Das Problem an Eastwoods Film: dass er eine wahre Geschichte erzählt, man sie also an der Realität misst. Denn in sich ist der Film stimmig und handwerklich, wie von Eastwood nicht anders zu erwarten, hervorragend umgesetzt. Spannende Actionszenen, eine rührende Liebesgeschichte, eine Kamera, die das Gefühl vermittelt, als Zuschauer ganz nah am Geschehen zu sein. Eastwood sagte sinngemäß in einem Interview, „American Sniper“ sei der entschiedenste Antikriegsfilm, den man sich vorstellen könne, wer das nicht sehe, sei ein Idiot. Wenn das stimmt, ist die Welt voller Idioten.

In erster Linie wird der Film als Porträt von Kyle wahrgenommen, der fast daran zerbricht, ein Kind erschießen zu müssen. Im Film kauft er für seine Frau im Irak keinen Ring, weil der mit einem „Blutdiamanten“ geschmückt sein könnte. Eastwoods Kyle ist bescheiden, es ist ihm unangenehm, wenn er auf seine vielen Abschüsse angesprochen wird. Die sieht er nämlich als notwendiges Übel an, um Kollegen zu schützen, die im gerechten Kampf gegen den Terror am Leben bleiben wollen. Im Film kommt Kyle als patriotischer Liberaler rüber, der nur seine Pflicht tut und eben ein großes Talent als Schütze hat.

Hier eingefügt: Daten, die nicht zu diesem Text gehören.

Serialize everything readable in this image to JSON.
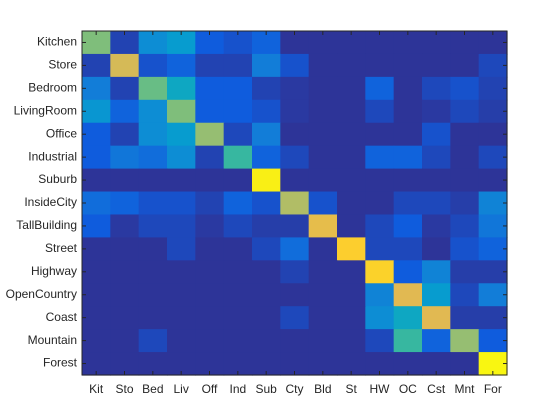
{
  "chart_data": {
    "type": "heatmap",
    "title": "",
    "xlabel": "",
    "ylabel": "",
    "colormap": "parula",
    "clim": [
      0,
      1
    ],
    "grid": false,
    "row_labels": [
      "Kitchen",
      "Store",
      "Bedroom",
      "LivingRoom",
      "Office",
      "Industrial",
      "Suburb",
      "InsideCity",
      "TallBuilding",
      "Street",
      "Highway",
      "OpenCountry",
      "Coast",
      "Mountain",
      "Forest"
    ],
    "col_labels": [
      "Kit",
      "Sto",
      "Bed",
      "Liv",
      "Off",
      "Ind",
      "Sub",
      "Cty",
      "Bld",
      "St",
      "HW",
      "OC",
      "Cst",
      "Mnt",
      "For"
    ],
    "values": [
      [
        0.55,
        0.05,
        0.25,
        0.3,
        0.1,
        0.08,
        0.12,
        0.02,
        0.02,
        0.02,
        0.02,
        0.02,
        0.02,
        0.02,
        0.02
      ],
      [
        0.05,
        0.68,
        0.08,
        0.12,
        0.05,
        0.05,
        0.2,
        0.08,
        0.02,
        0.02,
        0.02,
        0.02,
        0.02,
        0.02,
        0.06
      ],
      [
        0.2,
        0.05,
        0.52,
        0.35,
        0.1,
        0.1,
        0.05,
        0.03,
        0.02,
        0.02,
        0.12,
        0.02,
        0.06,
        0.08,
        0.05
      ],
      [
        0.28,
        0.12,
        0.25,
        0.55,
        0.1,
        0.1,
        0.08,
        0.03,
        0.02,
        0.02,
        0.06,
        0.02,
        0.03,
        0.06,
        0.04
      ],
      [
        0.1,
        0.05,
        0.25,
        0.3,
        0.58,
        0.06,
        0.2,
        0.02,
        0.02,
        0.02,
        0.02,
        0.02,
        0.08,
        0.02,
        0.02
      ],
      [
        0.1,
        0.18,
        0.15,
        0.25,
        0.05,
        0.45,
        0.12,
        0.06,
        0.02,
        0.02,
        0.12,
        0.12,
        0.06,
        0.02,
        0.06
      ],
      [
        0.02,
        0.02,
        0.02,
        0.02,
        0.02,
        0.02,
        0.95,
        0.02,
        0.02,
        0.02,
        0.02,
        0.02,
        0.02,
        0.02,
        0.02
      ],
      [
        0.15,
        0.12,
        0.08,
        0.08,
        0.05,
        0.12,
        0.08,
        0.62,
        0.08,
        0.02,
        0.02,
        0.06,
        0.06,
        0.04,
        0.22
      ],
      [
        0.1,
        0.03,
        0.06,
        0.06,
        0.03,
        0.06,
        0.04,
        0.04,
        0.72,
        0.02,
        0.06,
        0.1,
        0.03,
        0.06,
        0.18
      ],
      [
        0.02,
        0.02,
        0.02,
        0.06,
        0.02,
        0.02,
        0.06,
        0.15,
        0.02,
        0.8,
        0.06,
        0.06,
        0.02,
        0.08,
        0.12
      ],
      [
        0.02,
        0.02,
        0.02,
        0.02,
        0.02,
        0.02,
        0.02,
        0.05,
        0.02,
        0.02,
        0.82,
        0.1,
        0.22,
        0.04,
        0.04
      ],
      [
        0.02,
        0.02,
        0.02,
        0.02,
        0.02,
        0.02,
        0.02,
        0.02,
        0.02,
        0.02,
        0.22,
        0.7,
        0.3,
        0.06,
        0.2
      ],
      [
        0.02,
        0.02,
        0.02,
        0.02,
        0.02,
        0.02,
        0.02,
        0.06,
        0.02,
        0.02,
        0.25,
        0.35,
        0.7,
        0.04,
        0.04
      ],
      [
        0.02,
        0.02,
        0.06,
        0.02,
        0.02,
        0.02,
        0.02,
        0.02,
        0.02,
        0.02,
        0.06,
        0.45,
        0.12,
        0.58,
        0.1
      ],
      [
        0.02,
        0.02,
        0.02,
        0.02,
        0.02,
        0.02,
        0.02,
        0.02,
        0.02,
        0.02,
        0.02,
        0.02,
        0.02,
        0.02,
        0.98
      ]
    ],
    "colors": {
      "axis": "#262626",
      "background": "#ffffff"
    }
  }
}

Mehr Computerspiel als Blick auf die Wirklichkeit

Und dann gibt es den realen Kyle, der in den USA wegen seines Status als Kriegsheld beileibe kein Unbekannter ist. Seine Biografie titelte er so: „Sniper: 160 tödliche Treffer – Der beste Scharfschütze des US-Militärs packt aus“ - kein Hauch von Bescheidenheit also, und kein Hauch des Zweifels, was die Tötungen betrifft. Journalisten, die das Buch gelesen haben, schreiben, dass Kyle zugibt, seine Abschüsse genossen zu haben. In der öffentlichen Debatte machte sich Kyle zudem nach Schulmassakern als Befürworter des privaten Waffenbesitzes und der Bewaffnung von Lehrern stark. Als liberal oder übertrieben reflektiert scheint er also bis zu seinem Tod nicht aufgefallen zu sein.

Ähnlich unreflektiert wirkt auch der Film. Die Geschehnisse im Irak wirken wie ein Computerspiel. Der Krieg an sich wird nicht hinterfragt. Zivilisten oder ziviles Leben sind so gut wie nicht zu sehen. Einsatz, Schuss, Treffer. Verfolgungsjagd, Gefahr, Schuss, Treffer, Gefahr gebannt. Freunde von Kyle sterben. Kyle riskiert das Leben von Kameraden, um seinen irakischen Counterpart, einen berüchtigten Scharfschützen, zu töten. Doch auch diese Episode geht letztlich gut aus.

Ein Leben, kein Film

Dass der Krieg nicht nur die Opfer der Bomben, Granaten und Gewehrkugeln tötet, sondern auch die Schützen zerstört, die später damit leben müssen, Leben ausgelöscht zu haben, das deutet der Film nur an. Kyles Kriegstrauma - nicht, weil er so viele Menschen getötet hat, sondern weil er nicht noch mehr Menschen getötet und dadurch noch mehr US-Soldaten geschützt hat - spielt nur kurz eine Rolle und lässt sich leicht überwinden, indem er Veteranen hilft. Zynischerweise, und hier stimmen Film und Realität überein, kostet ihn genau dieser Einsatz das Leben. Kyles Geschichte eignet sich schlicht nicht für ein Krieg-und-Action-Drama. Eastwood hätte besser die Finger davon gelassen.